Economic Rationality Meets Celebrity Urbanology: Exploring Edward Glaeser’s City


This article presents a critique of the popular and public-policy work of Harvard economist Edward Glaeser, which has been constructed at the nexus of neoclassical economic rationality and celebrity urbanology. Widely recognized as one of the world’s leading urbanists, Glaeser has combined a high-flying academic career with public-policy engagement and extensive work as a newspaper columnist and media commentator, enabled by a longstanding affiliation with the Manhattan Institute, a leading conservative think tank. The critique is pointed, but seeks to exceed argumentum ad hominem by calling attention to sociopolitical and institutional factors that have facilitated the accelerated diffusion and enlarged dominion of this model (and mode) of microeconomically rationalized urbanism, including the production of new forms of intellectual marketing, the construction of colonizing variants of urban-economic expertise, and the ongoing rearticulation and creeping consolidation of market-centric policy norms.

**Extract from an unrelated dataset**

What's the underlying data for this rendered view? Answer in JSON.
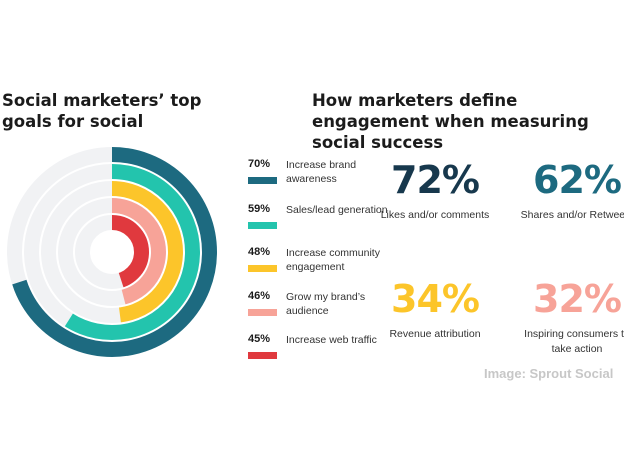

The article argues that a distinctive form of urban-economic orthodoxy is under construction, based on a potent fusion of scientific reasoning and pop presentation, combining ideologically disciplined applications of neoclassical economics with dissemination in the register of the ‘freakonomics’ franchise. Edward Glaeser’s intellectual accomplishments have been significant, but the ‘Glaeser effect’ is more than a story of individual scholarly endeavor, calling for more than a merely ‘internal’ critique. Its conformity to Manhattan Institute principles testifies to a telling consistency of ideological purpose, contributing as it does to a sustained effort to rationalize and normalize lean and limited modes of neoliberal urban governance, fortified by microeconomic reason.